Het OESO-modelverdrag voorziet in de belastingheffing naar winst van ondernemingen in de woonplaatsstaat; de andere overeenkomstsluitende Staat heeft het recht belasting te heffen naar de winst die kan worden toegerekend aan een vaste inrichting waarover de onderneming in die andere Staat beschikt.

c) Zeevaart en luchtvaart (artikel 8)

Overeenkomstig de gewone regels, is winst uit de exploitatie van schepen of luchtvaartuigen in internationaal verkeer belastbaar in de Staat waar de werkelijke leiding van de onderneming is gelegen.

Deze regel is eveneens van toepassing op winst uit de verhuring van bemande of onbemande schepen of luchtvaartuigen gebruikt in internationaal verkeer en op bijkomende winst uit het gebruik, het onderhoud of de verhuring van laadkisten, op voorwaarde dat die winst bijkomend is ten opzichte van de hierboven bedoelde winst uit zee- en luchtvaart.

d) Dividenden (artikel 10)

In alle gevallen wordt de bronheffing beperkt tot 15 % van het brutobedrag van de dividenden.

Deze bepaling gaat evenwel samen met het punt 3 van het Protocol dat de « clausule van de meest begunstigde natie » bevat. Indien Ecuador in een overeenkomst met een derde Staat een bronheffing tegen een lager tarief ­ met inbegrip van een vrijstelling ­ voor dividenden aanvaardt, dan zal, ingevolge deze clausule, dat lager tarief ­ of die vrijstelling ­ automatisch van toepassing zijn in de betrekkingen tussen België en Ecuador vanaf de datum waarop de overeenkomst tussen Ecuador en de betrokken derde Staat uitwerking heeft.

e) Interest (artikel 11)

1. De belastingheffing naar interest in de bronstaat is beperkt tot 10 % van het brutobedrag van de interest.
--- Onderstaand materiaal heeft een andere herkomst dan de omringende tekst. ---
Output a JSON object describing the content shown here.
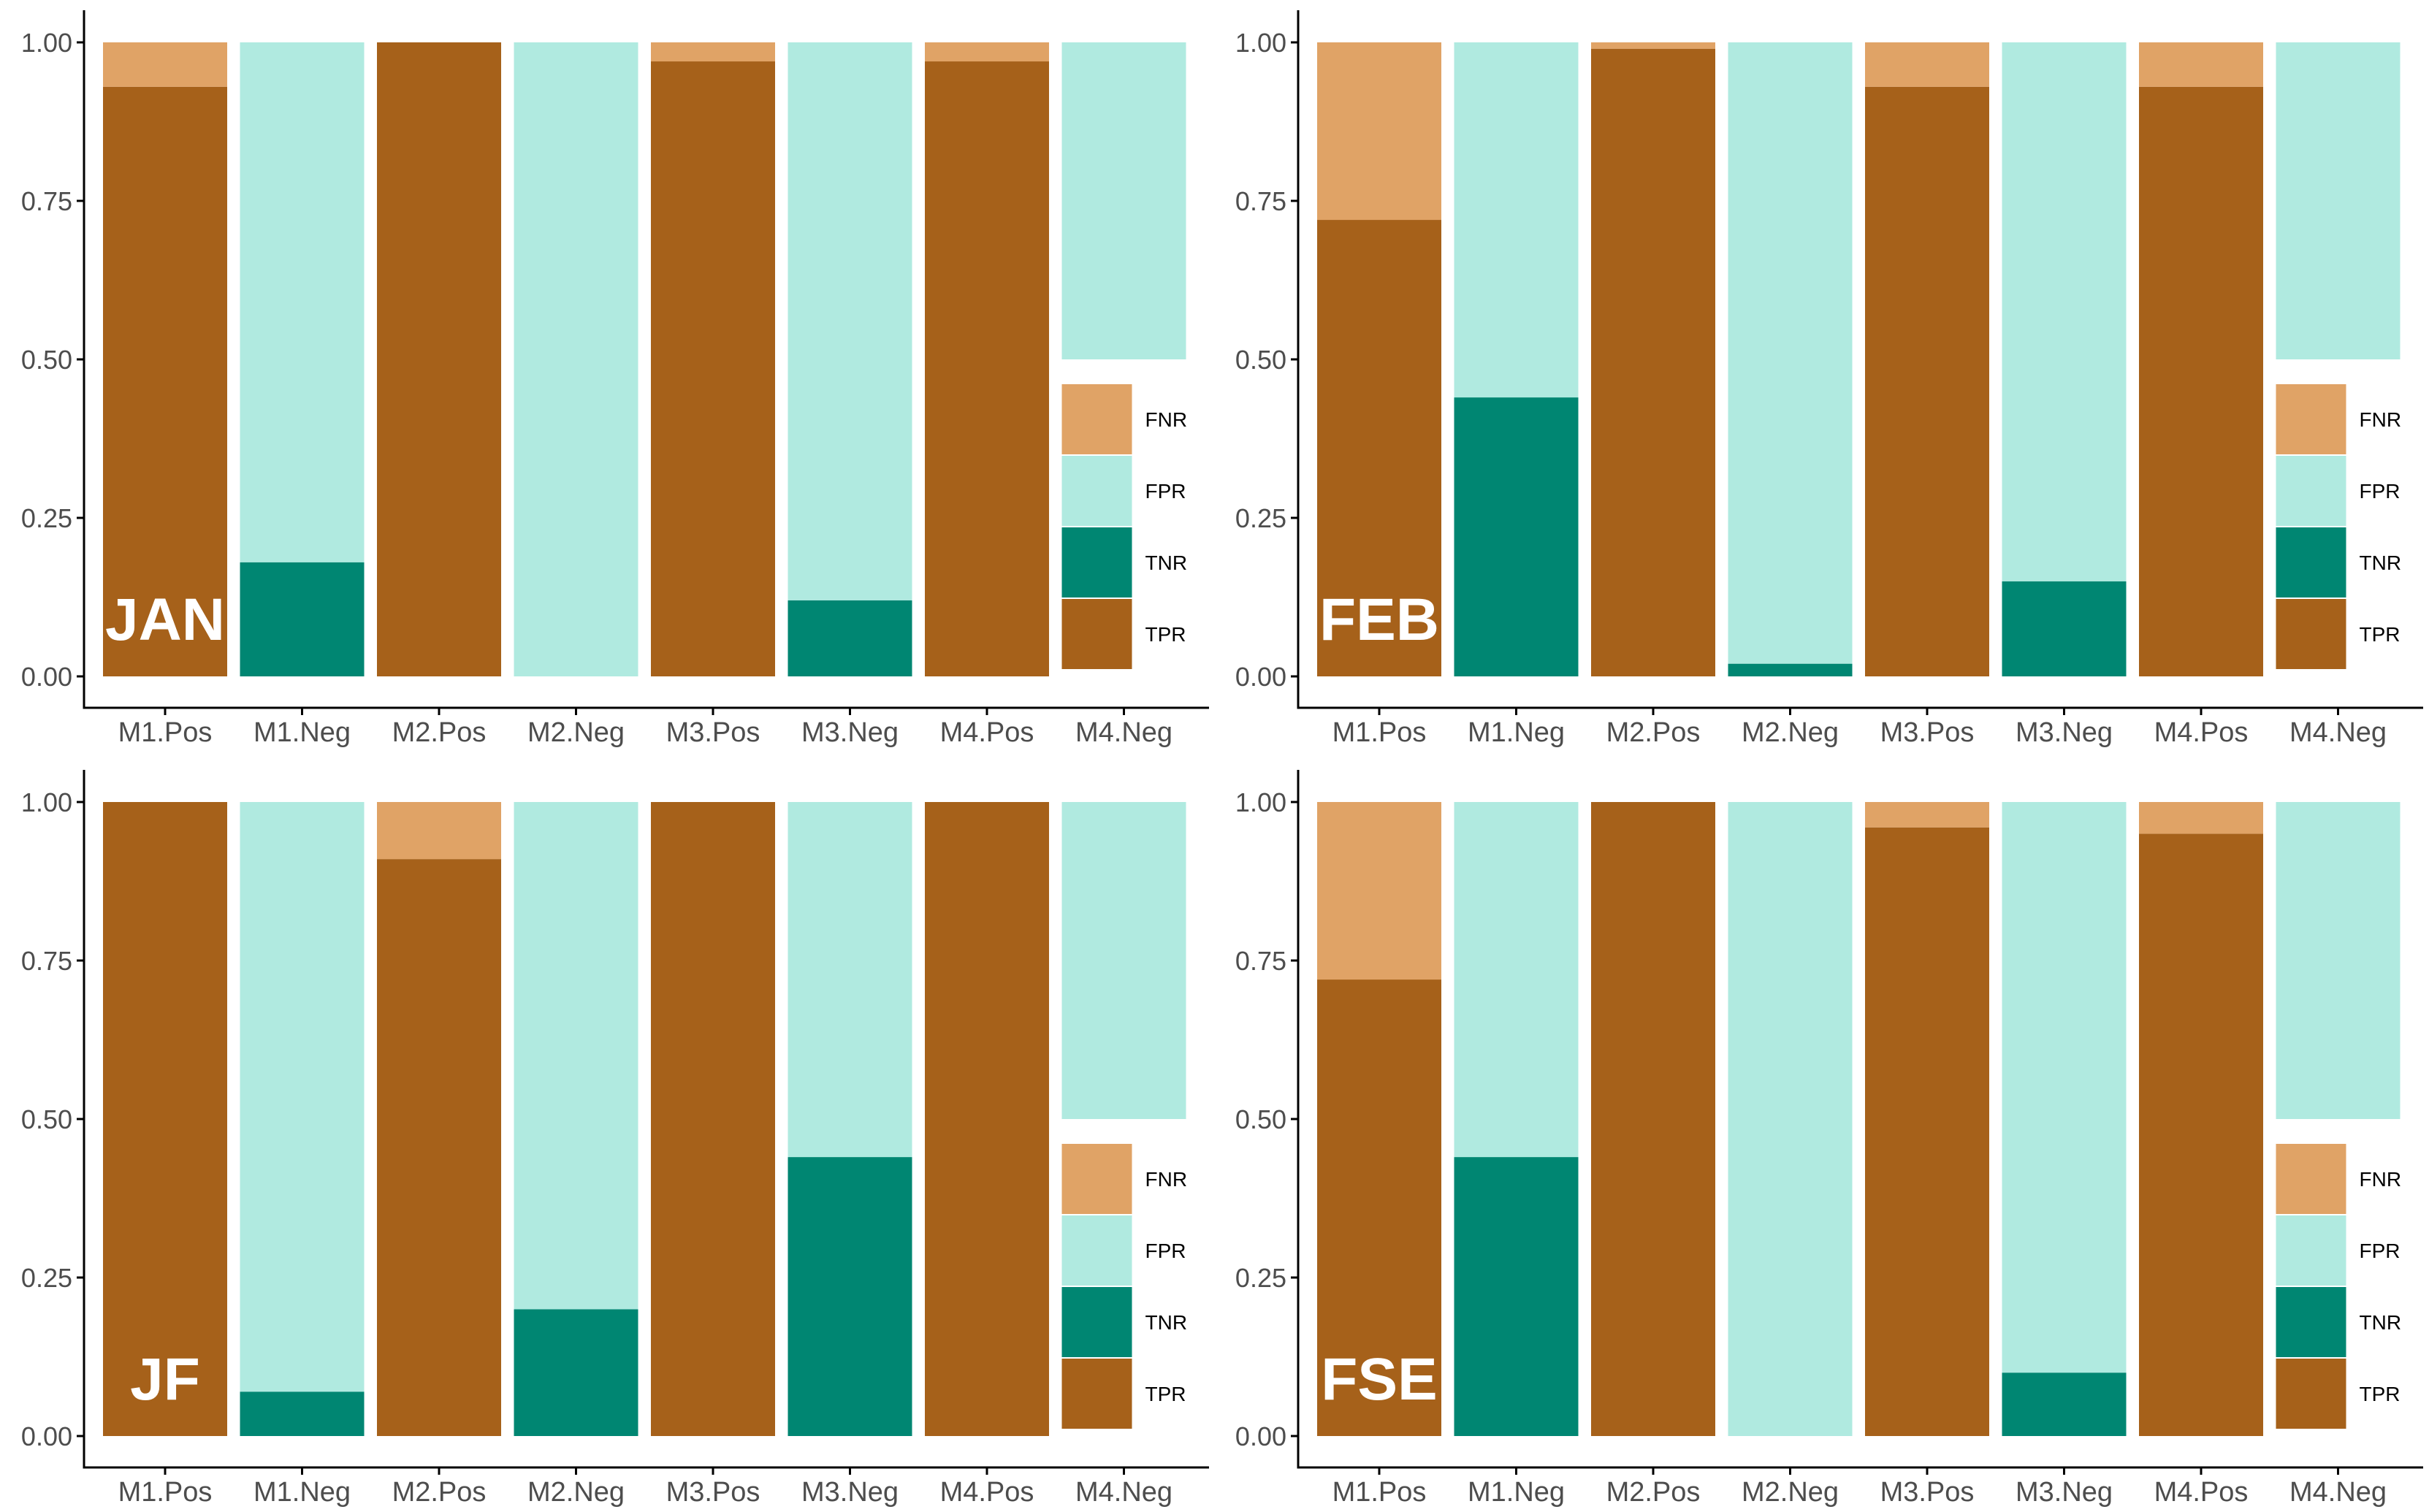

2. Er is evenwel in een vrijstelling voorzien voor :

­ interest van handelsschuldvorderingen wegens termijnbetaling van leveringen van uitrustingen, koopwaar of goederen;

­ interest van leningen of kredieten die zijn toegestaan, gewaarborgd of verzekerd door een financiële instelling of een openbaar orgaan met als doel de uitvoer te bevorderen;

­ interest van niet door effecten aan toonder vertegenwoordigde bankleningen;

­ interest betaald aan de andere overeenkomstsluitende Staat, een staatkundig onderdeel of een plaatselijke gemeenschap daarvan.

f) Royalty's (artikel 12)

Royalty's zullen in principe in de Woonplaatsstaat van de genieter mogen worden belast, maar de Bronstaat zal die inkomsten eveneens mogen belasten tegen een tarief dat niet hoger mag zijn dan 10 % van het brutobedrag van de royalty's.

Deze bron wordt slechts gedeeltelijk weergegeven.